Posts Tagged ‘Sigrid Undset’

“…the sun and the sifting shadows…”

September 25, 2012 @ 7:43 pm | Filed under:

From Tiina Nunnally‘s introduction to her translation of Kristin Lavransdatter:

Sigrid Undset’s great gift as a writer might best be described in her own appraisal of Charlotte Brontë, whom she much admired: “[Her] sense of self is grounded in her awareness that her art is bitterly true, that her talent is merely the courage to look honestly into her own heart. [She] wished to depict life and reality the way they are—life and reality as they existed in her own heart, in the limitless possibilities of her heart, in her dreams and yearnings, in the mirages of hunger and thirst—and in all the tiny gray-pebble days over which life flows.”

And this:

Undset had been an avid botanist.
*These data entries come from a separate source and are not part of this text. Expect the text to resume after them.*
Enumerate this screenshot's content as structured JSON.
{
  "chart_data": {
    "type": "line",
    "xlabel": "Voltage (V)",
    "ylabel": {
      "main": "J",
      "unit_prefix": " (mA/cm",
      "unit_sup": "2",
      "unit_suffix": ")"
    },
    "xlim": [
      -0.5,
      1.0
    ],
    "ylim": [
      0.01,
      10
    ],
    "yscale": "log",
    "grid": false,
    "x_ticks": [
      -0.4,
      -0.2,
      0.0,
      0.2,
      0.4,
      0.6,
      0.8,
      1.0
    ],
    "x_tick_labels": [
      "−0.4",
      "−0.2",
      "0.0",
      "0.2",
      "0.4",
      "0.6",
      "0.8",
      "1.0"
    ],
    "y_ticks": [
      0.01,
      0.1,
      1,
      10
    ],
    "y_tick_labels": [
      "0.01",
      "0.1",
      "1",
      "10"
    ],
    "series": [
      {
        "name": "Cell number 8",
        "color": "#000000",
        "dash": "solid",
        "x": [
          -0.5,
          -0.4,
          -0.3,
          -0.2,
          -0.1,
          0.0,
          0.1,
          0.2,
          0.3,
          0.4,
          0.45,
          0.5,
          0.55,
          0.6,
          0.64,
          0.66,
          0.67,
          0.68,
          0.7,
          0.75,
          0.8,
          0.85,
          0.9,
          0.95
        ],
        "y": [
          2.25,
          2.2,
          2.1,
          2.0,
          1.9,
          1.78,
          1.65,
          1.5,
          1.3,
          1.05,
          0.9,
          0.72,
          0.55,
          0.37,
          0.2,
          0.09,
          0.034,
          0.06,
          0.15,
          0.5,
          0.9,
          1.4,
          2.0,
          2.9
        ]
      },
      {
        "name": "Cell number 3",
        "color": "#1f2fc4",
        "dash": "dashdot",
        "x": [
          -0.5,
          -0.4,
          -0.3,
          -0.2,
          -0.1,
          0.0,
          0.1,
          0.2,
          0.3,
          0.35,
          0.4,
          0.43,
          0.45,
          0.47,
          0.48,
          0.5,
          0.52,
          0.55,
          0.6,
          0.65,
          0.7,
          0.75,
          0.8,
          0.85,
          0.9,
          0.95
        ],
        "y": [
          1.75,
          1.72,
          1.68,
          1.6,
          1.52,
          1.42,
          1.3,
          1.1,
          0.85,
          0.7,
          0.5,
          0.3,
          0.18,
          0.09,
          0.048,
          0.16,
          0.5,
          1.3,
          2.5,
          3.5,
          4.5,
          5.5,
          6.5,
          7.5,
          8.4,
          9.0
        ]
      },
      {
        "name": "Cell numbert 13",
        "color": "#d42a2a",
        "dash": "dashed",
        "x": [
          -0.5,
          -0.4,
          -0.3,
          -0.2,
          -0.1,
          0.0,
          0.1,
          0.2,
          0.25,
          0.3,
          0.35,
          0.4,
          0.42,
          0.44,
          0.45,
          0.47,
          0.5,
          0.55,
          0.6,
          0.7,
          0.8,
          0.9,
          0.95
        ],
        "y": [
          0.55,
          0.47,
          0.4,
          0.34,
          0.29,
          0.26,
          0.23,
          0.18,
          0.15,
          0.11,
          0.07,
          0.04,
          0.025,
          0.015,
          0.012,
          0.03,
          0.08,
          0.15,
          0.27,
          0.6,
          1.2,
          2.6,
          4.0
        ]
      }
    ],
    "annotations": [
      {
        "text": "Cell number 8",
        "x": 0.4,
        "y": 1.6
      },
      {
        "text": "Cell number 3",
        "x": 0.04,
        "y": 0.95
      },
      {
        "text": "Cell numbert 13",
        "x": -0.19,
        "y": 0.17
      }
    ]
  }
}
As an eighteen-year-old she described in a letter her love of nature as “that hypnotic immersion in the corolla of a rose when you have stared at it for so long that all outlines are erased and you become dizzy with crimson.” She said that she longed to “disappear into nature so that you cease to feel or think, but with all your senses you greedily draw in the light and colors, the rustling of leaves and the trickling of underground streams, the sun and the shifting shadows—that is happiness, nirvana.”